PowerPoint 2010 now embeds everything by default, avoiding that difficulty for the most part. However, if you wish to still link to a sound or movie file, you can do so. When you do an Insert, in the Navigation Dialog Box, there is an "Insert" menu button at the bottom; changing it from "Insert" to "Link," you can link to the file instead.
Media File Types
When you use audio and video files with PowerPoint, it is important that you pay attention to the type of file. While most (but not all) audio files will play in PowerPoint, the application is famously picky about video files. It usually does not like MPG or MOV files, and while it usually plays AVI files, one cannot count on that. The safest way to go is to use WMV files.
The trouble with WMV files is that if you make them using a Microsoft application, they often have built-in copy protection features, even if they are not commercial videos. Therefore, the best way to use video in PowerPoint may be to take a video of almost any type which you know is OK, then use a video encoding application to translate it into a WMA file.
You might want to try the application Any Video Converter to make the video into a WMV, although please note that I make no promises about the application--use at your own caution.
After you prepare the media file, you will want to insert it into your presentation. When you use the "Insert" tab to put audio into your presentation, the audio file becomes an object. Most audio file formats may be used, including MP3, although PowerPoint likes WMV files as well.
As I warn above, it is best to have your sound files in the same folder as your presentation, all on a USB Flash drive. Make sure that you save the media file in the USB Flash, in the correct folder, BEFORE you insert it into your presentation.
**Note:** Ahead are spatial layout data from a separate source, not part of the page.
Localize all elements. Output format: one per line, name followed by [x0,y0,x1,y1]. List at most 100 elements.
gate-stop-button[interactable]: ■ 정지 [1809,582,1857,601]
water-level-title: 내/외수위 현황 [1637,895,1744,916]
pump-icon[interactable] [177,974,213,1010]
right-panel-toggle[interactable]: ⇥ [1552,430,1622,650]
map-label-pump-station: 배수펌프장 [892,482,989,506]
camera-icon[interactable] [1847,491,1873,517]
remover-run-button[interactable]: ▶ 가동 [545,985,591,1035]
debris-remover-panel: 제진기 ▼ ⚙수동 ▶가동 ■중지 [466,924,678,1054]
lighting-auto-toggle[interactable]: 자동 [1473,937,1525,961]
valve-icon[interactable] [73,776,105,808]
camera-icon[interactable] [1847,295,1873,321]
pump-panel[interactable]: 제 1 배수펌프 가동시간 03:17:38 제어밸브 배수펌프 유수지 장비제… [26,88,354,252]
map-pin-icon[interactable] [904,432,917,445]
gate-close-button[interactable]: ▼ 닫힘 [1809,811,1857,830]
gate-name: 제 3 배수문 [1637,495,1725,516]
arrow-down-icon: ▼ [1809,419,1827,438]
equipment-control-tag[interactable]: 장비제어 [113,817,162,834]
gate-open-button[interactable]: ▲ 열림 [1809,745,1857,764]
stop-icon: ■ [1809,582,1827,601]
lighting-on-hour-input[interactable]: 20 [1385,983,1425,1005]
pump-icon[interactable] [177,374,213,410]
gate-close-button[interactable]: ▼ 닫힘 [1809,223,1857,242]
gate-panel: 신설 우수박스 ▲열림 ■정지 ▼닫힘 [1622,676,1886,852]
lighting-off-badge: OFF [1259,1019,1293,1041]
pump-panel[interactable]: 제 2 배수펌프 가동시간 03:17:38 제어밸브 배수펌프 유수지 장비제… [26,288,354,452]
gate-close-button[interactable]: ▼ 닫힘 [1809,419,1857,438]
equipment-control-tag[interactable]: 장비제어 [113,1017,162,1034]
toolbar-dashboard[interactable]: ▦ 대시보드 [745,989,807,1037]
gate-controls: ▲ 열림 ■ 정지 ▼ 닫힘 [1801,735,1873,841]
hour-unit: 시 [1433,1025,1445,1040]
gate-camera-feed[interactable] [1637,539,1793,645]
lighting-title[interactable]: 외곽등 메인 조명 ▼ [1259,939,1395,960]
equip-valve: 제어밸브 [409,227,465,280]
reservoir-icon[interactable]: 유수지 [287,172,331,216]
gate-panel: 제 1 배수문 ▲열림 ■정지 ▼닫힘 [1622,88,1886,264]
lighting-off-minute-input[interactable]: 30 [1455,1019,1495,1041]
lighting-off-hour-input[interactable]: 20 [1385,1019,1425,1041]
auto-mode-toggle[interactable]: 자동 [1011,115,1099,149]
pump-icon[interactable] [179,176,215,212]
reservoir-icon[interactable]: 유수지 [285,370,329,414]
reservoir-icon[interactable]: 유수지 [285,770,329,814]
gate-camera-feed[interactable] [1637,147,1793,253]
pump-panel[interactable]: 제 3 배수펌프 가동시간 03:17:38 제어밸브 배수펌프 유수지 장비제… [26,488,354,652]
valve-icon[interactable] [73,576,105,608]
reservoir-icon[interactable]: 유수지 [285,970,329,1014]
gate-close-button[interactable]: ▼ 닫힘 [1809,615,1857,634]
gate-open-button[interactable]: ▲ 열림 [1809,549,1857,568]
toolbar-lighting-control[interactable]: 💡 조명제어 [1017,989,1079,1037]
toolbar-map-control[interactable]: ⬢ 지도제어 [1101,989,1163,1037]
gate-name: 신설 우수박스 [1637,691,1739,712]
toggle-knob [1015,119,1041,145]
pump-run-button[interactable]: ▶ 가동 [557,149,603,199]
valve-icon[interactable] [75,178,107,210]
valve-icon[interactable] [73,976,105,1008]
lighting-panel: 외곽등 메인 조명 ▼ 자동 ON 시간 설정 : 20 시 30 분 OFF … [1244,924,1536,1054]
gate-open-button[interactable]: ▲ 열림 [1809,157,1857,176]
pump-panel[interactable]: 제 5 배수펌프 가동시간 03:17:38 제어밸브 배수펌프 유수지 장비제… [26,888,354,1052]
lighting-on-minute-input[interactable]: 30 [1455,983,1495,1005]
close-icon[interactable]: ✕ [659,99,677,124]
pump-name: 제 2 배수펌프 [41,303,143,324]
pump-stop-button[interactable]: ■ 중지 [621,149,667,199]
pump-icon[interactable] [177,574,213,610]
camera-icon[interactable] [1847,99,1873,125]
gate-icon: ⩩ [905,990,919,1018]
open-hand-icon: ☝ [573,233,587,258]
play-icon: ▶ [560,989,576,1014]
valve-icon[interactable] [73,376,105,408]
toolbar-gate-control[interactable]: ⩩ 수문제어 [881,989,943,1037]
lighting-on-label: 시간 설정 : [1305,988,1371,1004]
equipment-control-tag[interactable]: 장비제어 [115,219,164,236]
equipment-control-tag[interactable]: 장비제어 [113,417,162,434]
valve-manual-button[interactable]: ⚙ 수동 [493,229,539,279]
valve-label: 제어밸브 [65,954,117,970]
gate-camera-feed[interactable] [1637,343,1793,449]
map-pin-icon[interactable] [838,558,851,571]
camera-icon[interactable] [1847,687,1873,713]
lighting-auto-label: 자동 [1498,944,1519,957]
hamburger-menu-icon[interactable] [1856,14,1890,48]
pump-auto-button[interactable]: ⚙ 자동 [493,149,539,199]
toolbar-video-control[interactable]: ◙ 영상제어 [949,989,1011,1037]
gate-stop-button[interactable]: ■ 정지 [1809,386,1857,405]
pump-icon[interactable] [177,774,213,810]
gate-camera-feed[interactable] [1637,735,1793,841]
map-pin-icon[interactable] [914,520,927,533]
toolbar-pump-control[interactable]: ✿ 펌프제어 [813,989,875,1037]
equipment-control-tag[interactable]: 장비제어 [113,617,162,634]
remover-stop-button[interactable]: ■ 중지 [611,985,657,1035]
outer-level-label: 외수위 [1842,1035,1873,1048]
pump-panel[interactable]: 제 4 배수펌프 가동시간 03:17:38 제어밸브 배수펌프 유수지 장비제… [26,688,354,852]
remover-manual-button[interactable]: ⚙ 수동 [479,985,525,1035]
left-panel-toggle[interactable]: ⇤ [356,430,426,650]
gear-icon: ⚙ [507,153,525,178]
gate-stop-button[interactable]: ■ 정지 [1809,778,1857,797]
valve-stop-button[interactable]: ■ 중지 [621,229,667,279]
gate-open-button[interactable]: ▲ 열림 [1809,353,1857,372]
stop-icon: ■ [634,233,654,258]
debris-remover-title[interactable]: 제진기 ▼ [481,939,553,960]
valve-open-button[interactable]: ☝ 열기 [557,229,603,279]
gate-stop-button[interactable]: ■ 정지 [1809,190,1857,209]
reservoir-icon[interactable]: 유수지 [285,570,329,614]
Once the file is in the correct place, just go to the "Insert" tab in the Ribbon, go to the "Media Clips" area on the right side, and then click on the "Sound" button (click the top part--not the bottom, which opens a menu). A navigation dialog box will open; find the sound file, and insert it.
The sound will appear in a special placeholder:
Once the audio file is in place, if you select it, you will be able to see "Format" and "Playback" tabs in an "Audio Tools" area in the Ribbon:
The "Format" tab is essentially the same as the one for pictures.
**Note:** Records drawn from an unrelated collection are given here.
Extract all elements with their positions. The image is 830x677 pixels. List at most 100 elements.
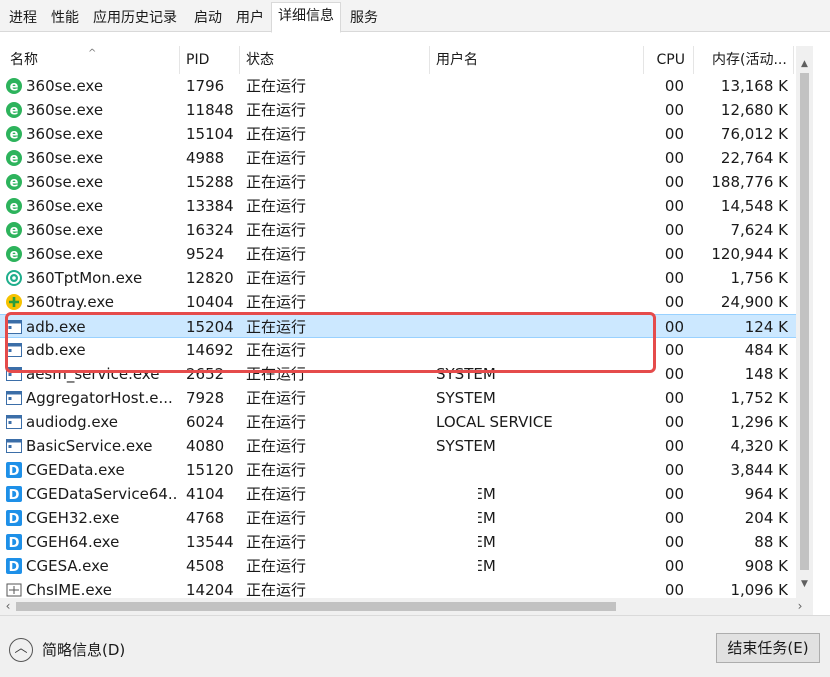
ie360-icon: e — [5, 125, 23, 143]
process-name: 360se.exe — [26, 77, 104, 95]
table-row[interactable]: e360se.exe11848正在运行0012,680 K已 — [0, 98, 796, 122]
process-pid: 4988 — [186, 149, 225, 167]
table-row[interactable]: BasicService.exe4080正在运行SYSTEM004,320 K不 — [0, 434, 796, 458]
fewer-details-link[interactable]: 简略信息(D) — [42, 638, 125, 662]
table-row[interactable]: adb.exe14692正在运行00484 K已 — [0, 338, 796, 362]
footer-bar: ︿ 简略信息(D) 结束任务(E) — [0, 615, 830, 677]
table-row[interactable]: aesm_service.exe2652正在运行SYSTEM00148 K不 — [0, 362, 796, 386]
table-row[interactable]: ChsIME.exe14204正在运行001,096 K已 — [0, 578, 796, 598]
window-icon — [5, 341, 23, 359]
process-memory: 7,624 K — [730, 221, 788, 239]
vertical-scroll-thumb[interactable] — [800, 73, 809, 570]
process-pid: 4508 — [186, 557, 225, 575]
process-status: 正在运行 — [246, 221, 307, 239]
process-status: 正在运行 — [246, 509, 307, 527]
process-username: SYSTEM — [436, 365, 496, 383]
table-row[interactable]: e360se.exe16324正在运行007,624 K已 — [0, 218, 796, 242]
process-pid: 11848 — [186, 101, 234, 119]
table-row[interactable]: DCGEH64.exe13544正在运行SYSTEM0088 K不 — [0, 530, 796, 554]
table-row[interactable]: e360se.exe4988正在运行0022,764 K已 — [0, 146, 796, 170]
process-name: 360se.exe — [26, 125, 104, 143]
process-status: 正在运行 — [246, 173, 307, 191]
tab-users[interactable]: 用户 — [229, 4, 271, 32]
vertical-scrollbar[interactable]: ▲ ▼ — [796, 46, 813, 598]
end-task-button[interactable]: 结束任务(E) — [716, 633, 820, 663]
column-header-cpu[interactable]: CPU — [644, 46, 694, 74]
scroll-up-icon[interactable]: ▲ — [796, 56, 813, 72]
column-header-pid[interactable]: PID — [180, 46, 240, 74]
tab-startup[interactable]: 启动 — [187, 4, 229, 32]
table-row[interactable]: DCGEH32.exe4768正在运行SYSTEM00204 K不 — [0, 506, 796, 530]
table-row[interactable]: e360se.exe9524正在运行00120,944 K已 — [0, 242, 796, 266]
process-pid: 10404 — [186, 293, 234, 311]
process-pid: 12820 — [186, 269, 234, 287]
process-status: 正在运行 — [246, 581, 307, 598]
process-pid: 4080 — [186, 437, 225, 455]
tab-app-history[interactable]: 应用历史记录 — [86, 4, 184, 32]
table-row[interactable]: 360tray.exe10404正在运行0024,900 K不 — [0, 290, 796, 314]
chevron-up-icon[interactable]: ︿ — [9, 638, 33, 662]
svg-text:e: e — [10, 248, 19, 263]
tab-services[interactable]: 服务 — [343, 4, 385, 32]
tab-performance[interactable]: 性能 — [44, 4, 86, 32]
table-row[interactable]: 360TptMon.exe12820正在运行001,756 K不 — [0, 266, 796, 290]
column-header-username[interactable]: 用户名 — [430, 46, 644, 74]
tab-details[interactable]: 详细信息 — [271, 2, 341, 33]
cge-icon: D — [5, 557, 23, 575]
svg-text:D: D — [9, 464, 20, 479]
process-cpu: 00 — [664, 221, 684, 239]
scroll-right-icon[interactable]: › — [792, 598, 808, 615]
process-cpu: 00 — [664, 461, 684, 479]
column-header-memory[interactable]: 内存(活动... — [694, 46, 794, 74]
table-row[interactable]: audiodg.exe 6024 正在运行 LOCAL SERVICE 00 1,296 … — [0, 410, 796, 434]
column-header-name[interactable]: ^ 名称 — [4, 46, 180, 74]
table-row[interactable]: e360se.exe15104正在运行0076,012 K已 — [0, 122, 796, 146]
ie360-icon: e — [5, 77, 23, 95]
process-status: 正在运行 — [246, 197, 307, 215]
svg-text:e: e — [10, 80, 19, 95]
column-header-status[interactable]: 状态 — [240, 46, 430, 74]
scroll-left-icon[interactable]: ‹ — [0, 598, 16, 615]
process-cpu: 00 — [664, 581, 684, 598]
process-status: 正在运行 — [246, 557, 307, 575]
process-cpu: 00 — [664, 533, 684, 551]
process-pid: 7928 — [186, 389, 225, 407]
table-row[interactable]: e360se.exe13384正在运行0014,548 K已 — [0, 194, 796, 218]
table-row[interactable]: DCGEDataService64....4104正在运行SYSTEM00964… — [0, 482, 796, 506]
redacted-area — [420, 470, 478, 600]
process-cpu: 00 — [664, 365, 684, 383]
svg-text:D: D — [9, 560, 20, 575]
process-status: 正在运行 — [246, 341, 307, 359]
process-memory: 12,680 K — [720, 101, 788, 119]
tab-processes[interactable]: 进程 — [2, 4, 44, 32]
svg-text:D: D — [9, 488, 20, 503]
process-cpu: 00 — [664, 341, 684, 359]
process-cpu: 00 — [664, 125, 684, 143]
table-row[interactable]: adb.exe15204正在运行00124 K已 — [0, 314, 796, 338]
tray360-icon — [5, 293, 23, 311]
process-name: 360tray.exe — [26, 293, 114, 311]
ime-icon — [5, 581, 23, 598]
horizontal-scrollbar[interactable]: ‹ › — [0, 598, 813, 615]
process-memory: 1,752 K — [730, 389, 788, 407]
horizontal-scroll-thumb[interactable] — [16, 602, 616, 611]
ie360-icon: e — [5, 245, 23, 263]
process-status: 正在运行 — [246, 101, 307, 119]
process-memory: 76,012 K — [720, 125, 788, 143]
process-username: LOCAL SERVICE — [436, 413, 553, 431]
process-username — [436, 315, 636, 339]
table-row[interactable]: e360se.exe15288正在运行00188,776 K已 — [0, 170, 796, 194]
process-memory: 14,548 K — [720, 197, 788, 215]
table-row[interactable]: e360se.exe1796正在运行0013,168 K已 — [0, 74, 796, 98]
process-memory: 1,296 K — [730, 413, 788, 431]
cge-icon: D — [5, 509, 23, 527]
process-status: 正在运行 — [246, 461, 307, 479]
scroll-down-icon[interactable]: ▼ — [796, 576, 813, 592]
table-row[interactable]: DCGEData.exe15120正在运行003,844 K已 — [0, 458, 796, 482]
process-name: ChsIME.exe — [26, 581, 113, 598]
ie360-icon: e — [5, 101, 23, 119]
table-row[interactable]: DCGESA.exe4508正在运行SYSTEM00908 K不 — [0, 554, 796, 578]
process-pid: 4104 — [186, 485, 225, 503]
sort-ascending-icon: ^ — [88, 48, 97, 59]
table-row[interactable]: AggregatorHost.e... 7928 正在运行 SYSTEM 00 1,752… — [0, 386, 796, 410]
However, the Playback tab has some useful features, many of them new to Office 2010:
- Play: This will preview the sound;
- Trim Audio: Shorten the audio clip by removing time from the beginning and/or end;
- Fade Duration: Make the audio slowly fade (grow louder or softer) at the start and end, instead of starting and stopping suddenly;
- Start: Choose for the sound to play when clicked, automatically, or to play continuously across slides.
- Hide During Show: This prevents the sound icon from showing during your presentation;
- Loop Until Stopped: This will play the video again and again unless clicked.
The "Play Sound" option has a very useful selection:
If you select "Play Across Slides," then the music will do just that: it will continue playing until the file comes to an end. If you do not set this, then the music will stop at the next sound or slide that is clicked.
Inserting video is very much the same as audio, except that the file appears as a still-frame ("Poster Frame") from the video:
When you select the movie, the "Video Tools: Playback" tab will appear in the Ribbon, with mostly similar tools to that for audio:
Note the special settings under "Video Options" on the right side.
Also note that many movie files will not play; if that happens, you will either see just a blank screen. Even with a blank screen, the sound may still play. This just means that your computer does not have the correct codec (similar to a "driver," but for movie encodings) to play the video type.